Wolves, brown bears and bison are some of the species that have made an unexpected comeback in Europe over the last half century, according to a major report from Rewilding Europe.

Lone Dalmatian pelican
Dalmatian pelican | Unsplash

The Wildlife Comeback Report discovered certain species had boosted both population size and geographical range over the previous 40 to 50 years, thanks to better legal protection, habitat restoration, wildlife corridors and reintroductions.

The Eurasian beaver, grey seal, and European bison showed the strongest return among mammals. Wolves are readily recolonising where humans allow, and bear populations have risen by 44 percent since 1960.
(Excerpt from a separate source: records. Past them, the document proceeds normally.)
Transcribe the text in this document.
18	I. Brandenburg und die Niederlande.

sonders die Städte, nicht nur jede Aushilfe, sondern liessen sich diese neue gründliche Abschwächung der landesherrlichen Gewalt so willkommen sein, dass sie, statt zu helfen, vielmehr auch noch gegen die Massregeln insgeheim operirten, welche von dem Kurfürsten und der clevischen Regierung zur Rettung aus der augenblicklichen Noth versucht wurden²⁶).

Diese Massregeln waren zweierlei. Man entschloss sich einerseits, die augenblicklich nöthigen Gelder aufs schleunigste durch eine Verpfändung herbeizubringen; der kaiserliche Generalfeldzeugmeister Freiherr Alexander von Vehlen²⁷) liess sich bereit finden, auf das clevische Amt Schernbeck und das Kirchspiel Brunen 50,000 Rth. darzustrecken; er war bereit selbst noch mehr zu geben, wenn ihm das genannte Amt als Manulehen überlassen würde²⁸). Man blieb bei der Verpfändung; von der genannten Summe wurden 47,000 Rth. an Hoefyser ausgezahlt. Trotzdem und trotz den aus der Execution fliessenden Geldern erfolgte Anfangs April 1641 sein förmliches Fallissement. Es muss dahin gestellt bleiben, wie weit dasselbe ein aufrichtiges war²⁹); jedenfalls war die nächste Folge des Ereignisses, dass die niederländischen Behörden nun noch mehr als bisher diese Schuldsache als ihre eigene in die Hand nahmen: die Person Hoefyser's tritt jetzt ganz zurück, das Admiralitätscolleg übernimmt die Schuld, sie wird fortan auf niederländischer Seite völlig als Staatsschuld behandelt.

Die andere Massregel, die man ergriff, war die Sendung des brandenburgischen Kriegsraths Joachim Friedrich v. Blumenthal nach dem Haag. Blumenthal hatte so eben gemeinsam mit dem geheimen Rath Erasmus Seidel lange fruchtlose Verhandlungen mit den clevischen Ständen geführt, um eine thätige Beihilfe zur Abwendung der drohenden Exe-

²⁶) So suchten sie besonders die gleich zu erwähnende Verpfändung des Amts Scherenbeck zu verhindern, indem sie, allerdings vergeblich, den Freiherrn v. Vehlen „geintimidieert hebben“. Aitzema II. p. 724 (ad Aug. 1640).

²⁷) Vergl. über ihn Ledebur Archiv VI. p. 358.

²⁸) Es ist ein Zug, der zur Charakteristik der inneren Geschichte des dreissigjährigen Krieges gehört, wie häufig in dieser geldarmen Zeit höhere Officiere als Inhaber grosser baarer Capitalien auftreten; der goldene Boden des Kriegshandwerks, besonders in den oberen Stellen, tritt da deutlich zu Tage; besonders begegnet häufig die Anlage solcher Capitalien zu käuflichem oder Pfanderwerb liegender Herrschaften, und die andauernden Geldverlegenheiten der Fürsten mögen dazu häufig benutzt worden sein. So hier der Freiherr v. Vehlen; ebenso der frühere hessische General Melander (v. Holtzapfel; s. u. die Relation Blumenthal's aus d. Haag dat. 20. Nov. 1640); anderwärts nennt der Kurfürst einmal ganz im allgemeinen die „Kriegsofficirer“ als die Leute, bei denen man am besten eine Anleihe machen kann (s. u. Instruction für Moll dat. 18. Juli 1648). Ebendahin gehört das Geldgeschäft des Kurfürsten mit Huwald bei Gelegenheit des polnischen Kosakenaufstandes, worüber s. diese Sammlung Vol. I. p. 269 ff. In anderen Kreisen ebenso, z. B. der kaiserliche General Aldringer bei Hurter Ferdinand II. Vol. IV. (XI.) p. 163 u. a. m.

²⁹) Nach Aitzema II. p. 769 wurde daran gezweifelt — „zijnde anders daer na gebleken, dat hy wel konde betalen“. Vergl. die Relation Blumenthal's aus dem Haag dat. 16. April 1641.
The barnacle goose, griffon vulture, great white egret and Dalmatian pelican are also doing well. The west coast of Scotland and the Isle of Wight are home to growing populations of white-tailed eagles, with 12,500 pairs spread over much of Europe.

The report was commissioned by Rewilding Europe and compiled by the Zoological Society of London, BirdLife International and the European Bird Census Council.

Rewilding Europe’s executive director, Frans Schepers, said: “By learning from the success stories we can maximise wildlife comeback across the board. The report also shows that we must work hard on many fronts to keep the recovery continuing to happen and to allow more species to benefit.”